Moreover, like the no-poach debate trickling through the courts, wage-fixing agreements may present the same issues concerning which antitrust standard applies in a given context. There are three possible standards—per se, rule of reason, and "quick look." Per se is a high bar, since it requires the conduct to be so egregious and antithetical to free market ideals that a categorical ban is needed—meaning, if present, an antitrust violation is immediately assumed without further inquiry into the procompetitive justifications. As such, there has been a cautionary approach to deeming business conduct per se illegal. For most else, the rule of reason applies and, like a balancing act, the decision-maker must consider the anticompetitive effects, the procompetitive justifications, and the alternatives to the latter. "Quick look" is a less rigorous version of the rule of reason analysis. Rarely relied on, "quick look" is reserved for situations where an observer with a rudimentary understanding of economics could conclude that the conduct in question would have anticompetitive effects on the market. See California Dental Ass'n v. FTC, 526 U.S. 756 (1999).

Antirust doctrine and the agencies' Guidance make clear that "naked" restraints—that is, agreements separate from or not reasonably necessary to a larger legitimate collaboration between the employers—are per se illegal. An agreement is more likely to be seen as a per se violation when it is between horizontal competitors, or those who compete at the same level. But things get hairy when considering vertical agreements between firms at different levels of production or service. As evidenced in the no-poach debate, complex arrangements—like those in the intrafranchise context—may have horizontal and vertical components that make it difficult to determine which standard should apply.

Takeaways. The landscape surrounding alleged wage-fix conspiracies and unlawful information exchanges is complex. The evidentiary burden of establishing a conspiracy occurred is high, with or without a smoking gun.

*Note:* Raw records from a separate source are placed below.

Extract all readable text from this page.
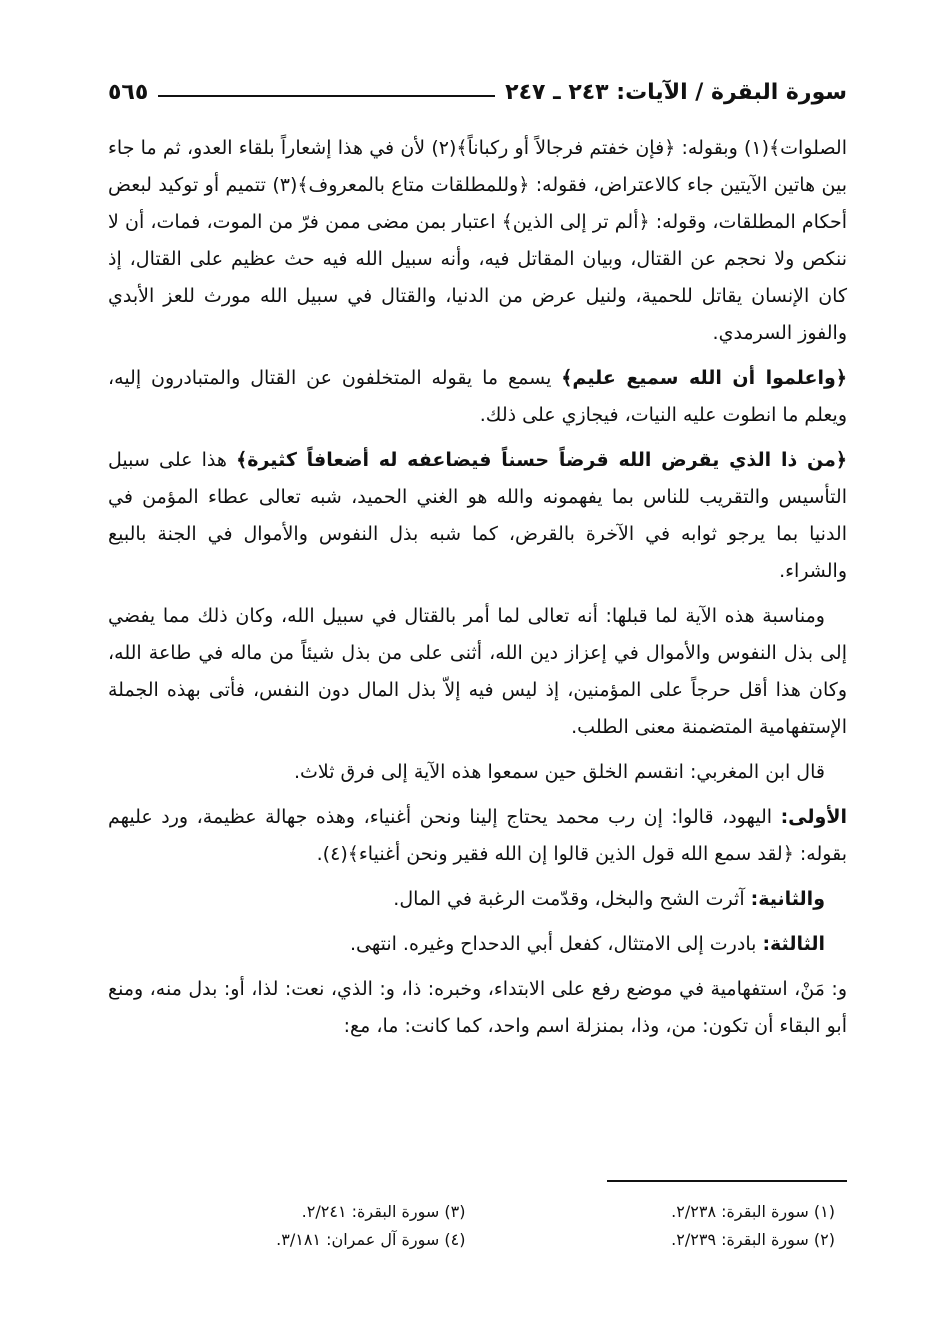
سورة البقرة / الآيات: ٢٤٣ ـ ٢٤٧
٥٦٥

الصلوات﴾(١) وبقوله: ﴿فإن خفتم فرجالاً أو ركباناً﴾(٢) لأن في هذا إشعاراً بلقاء العدو، ثم ما جاء بين هاتين الآيتين جاء كالاعتراض، فقوله: ﴿وللمطلقات متاع بالمعروف﴾(٣) تتميم أو توكيد لبعض أحكام المطلقات، وقوله: ﴿ألم تر إلى الذين﴾ اعتبار بمن مضى ممن فرّ من الموت، فمات، أن لا ننكص ولا نحجم عن القتال، وبيان المقاتل فيه، وأنه سبيل الله فيه حث عظيم على القتال، إذ كان الإنسان يقاتل للحمية، ولنيل عرض من الدنيا، والقتال في سبيل الله مورث للعز الأبدي والفوز السرمدي.

﴿واعلموا أن الله سميع عليم﴾ يسمع ما يقوله المتخلفون عن القتال والمتبادرون إليه، ويعلم ما انطوت عليه النيات، فيجازي على ذلك.

﴿من ذا الذي يقرض الله قرضاً حسناً فيضاعفه له أضعافاً كثيرة﴾ هذا على سبيل التأسيس والتقريب للناس بما يفهمونه والله هو الغني الحميد، شبه تعالى عطاء المؤمن في الدنيا بما يرجو ثوابه في الآخرة بالقرض، كما شبه بذل النفوس والأموال في الجنة بالبيع والشراء.

ومناسبة هذه الآية لما قبلها: أنه تعالى لما أمر بالقتال في سبيل الله، وكان ذلك مما يفضي إلى بذل النفوس والأموال في إعزاز دين الله، أثنى على من بذل شيئاً من ماله في طاعة الله، وكان هذا أقل حرجاً على المؤمنين، إذ ليس فيه إلاّ بذل المال دون النفس، فأتى بهذه الجملة الإستفهامية المتضمنة معنى الطلب.

قال ابن المغربي: انقسم الخلق حين سمعوا هذه الآية إلى فرق ثلاث.

الأولى: اليهود، قالوا: إن رب محمد يحتاج إلينا ونحن أغنياء، وهذه جهالة عظيمة، ورد عليهم بقوله: ﴿لقد سمع الله قول الذين قالوا إن الله فقير ونحن أغنياء﴾(٤).

والثانية: آثرت الشح والبخل، وقدّمت الرغبة في المال.

الثالثة: بادرت إلى الامتثال، كفعل أبي الدحداح وغيره. انتهى.

و: مَنْ، استفهامية في موضع رفع على الابتداء، وخبره: ذا، و: الذي، نعت: لذا، أو: بدل منه، ومنع أبو البقاء أن تكون: من، وذا، بمنزلة اسم واحد، كما كانت: ما، مع:

(١) سورة البقرة: ٢/٢٣٨.
(٢) سورة البقرة: ٢/٢٣٩.
(٣) سورة البقرة: ٢/٢٤١.
(٤) سورة آل عمران: ٣/١٨١.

Courts must consider the actual relationship between employers to discern if they have a legitimate business reason to standardize wages and share information. Employers should monitor these cases to make sure their information exchange practices don't run afoul of the antitrust laws.

Employers can also follow these basic tips: Publicly-available or old ("competitively stale") employee-specific information is not competitively sensitive and generally can be shared without restriction; non-public employee data should only be shared to the extent necessary (e.g., limited to executives) and only at the time that it becomes necessary to do so; if possible, use a neutral third party to manage the exchange and review of employee data; and to the extent it still meets the legitimate business need, employee data should be aggregated or anonymized prior to sharing.

When in doubt, employers should consult with antitrust counsel and set up internal protocols to avoid unlawfully sharing information about employee compensation and benefits.

Karen Hoffman Lent and Kenneth Schwartz are partners at Skadden, Arps, Slate, Meagher & Flom. Adabelle U. Ekechukwu, an associate at the firm, assisted in the preparation of this column.